In the aftermath of the first bombings, some 3,500 Bedouins were arrested, tortured, or disappeared, says Ms. Morayef. Family members of wanted suspects were sometimes taken and held until the suspect surrendered himself.
“That’s a reflection of the complete breakdown of the relationship between the police and the Bedouin in the aftermath of the 2005 roundup,” says Morayef. In the following years, there was sporadic violence as Bedouin would occasionally kidnap a policeman or block roads, and police would detain Bedouin without charge under Egypt’s emergency law.
Abu Masouh says he and his uncle are victims of police policies. “There are policemen here who abuse us because we don’t have a voice. We are oppressed here,” he says.
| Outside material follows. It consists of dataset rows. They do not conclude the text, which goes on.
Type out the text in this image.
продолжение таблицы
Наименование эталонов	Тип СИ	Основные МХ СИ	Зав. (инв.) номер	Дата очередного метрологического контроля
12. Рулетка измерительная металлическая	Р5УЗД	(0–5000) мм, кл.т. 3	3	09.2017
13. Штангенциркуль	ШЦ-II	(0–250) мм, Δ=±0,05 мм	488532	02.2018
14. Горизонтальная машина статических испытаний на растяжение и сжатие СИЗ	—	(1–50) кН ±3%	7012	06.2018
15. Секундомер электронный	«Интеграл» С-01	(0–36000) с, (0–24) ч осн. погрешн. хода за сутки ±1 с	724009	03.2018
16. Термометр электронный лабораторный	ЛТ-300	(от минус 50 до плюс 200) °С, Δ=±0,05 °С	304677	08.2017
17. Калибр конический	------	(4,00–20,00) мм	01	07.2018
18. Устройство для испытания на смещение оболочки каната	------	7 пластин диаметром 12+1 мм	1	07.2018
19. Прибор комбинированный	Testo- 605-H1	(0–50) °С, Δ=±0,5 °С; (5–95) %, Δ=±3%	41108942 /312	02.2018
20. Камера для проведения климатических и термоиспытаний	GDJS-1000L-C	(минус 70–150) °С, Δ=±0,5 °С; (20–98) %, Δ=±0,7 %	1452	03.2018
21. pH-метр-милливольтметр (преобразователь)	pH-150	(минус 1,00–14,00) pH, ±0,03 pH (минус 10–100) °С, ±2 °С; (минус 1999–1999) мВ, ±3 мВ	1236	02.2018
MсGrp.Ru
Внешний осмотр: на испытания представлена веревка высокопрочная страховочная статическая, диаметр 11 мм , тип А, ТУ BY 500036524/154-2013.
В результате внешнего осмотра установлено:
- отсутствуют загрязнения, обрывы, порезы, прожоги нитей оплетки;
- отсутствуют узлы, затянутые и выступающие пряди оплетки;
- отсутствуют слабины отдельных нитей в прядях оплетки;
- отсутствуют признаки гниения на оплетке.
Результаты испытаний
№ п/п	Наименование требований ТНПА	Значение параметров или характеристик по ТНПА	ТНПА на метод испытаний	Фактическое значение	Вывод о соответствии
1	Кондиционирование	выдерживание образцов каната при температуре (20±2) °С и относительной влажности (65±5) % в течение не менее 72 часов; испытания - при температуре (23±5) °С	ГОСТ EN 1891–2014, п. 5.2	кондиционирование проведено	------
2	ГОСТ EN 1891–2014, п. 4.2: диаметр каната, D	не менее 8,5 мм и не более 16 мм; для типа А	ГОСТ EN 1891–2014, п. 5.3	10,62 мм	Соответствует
He has been sentenced to more than 100 years in prison in absentia. He says police accused him of crimes he did not commit because he refused to work as an informant.
The kidnapper, who says he is 32 but has a voice that sounds several decades older, said he stopped a bus at random and showed the hostages hospitality.
“I told them you are our guests in Sinai and I am your host and protector here. I told them about my story and my uncle’s case,” he said. As has been the case with kidnappings over the past year, he treated them well. He kept them at his house, tried to show them around the area, he says, and gave them food, even roasting a sheep for them.
Egyptian officials say they did not give in to Abu Masouh’s demands. Abu Masouh, who had promised to hold the captives until his uncle was released, said a conversation with the two Americans yesterday convinced him to let them go. “The lady said that she had kids in America and the man with her said that he was a priest heading for pilgrimage in Israel. He said, ‘I have kids and work and I am innocent.’ He said, ‘Imagine yourself in America and some people kidnapped you for something you didn’t do, what will you do?’”
Ahmed Nawar contributed reporting for this story.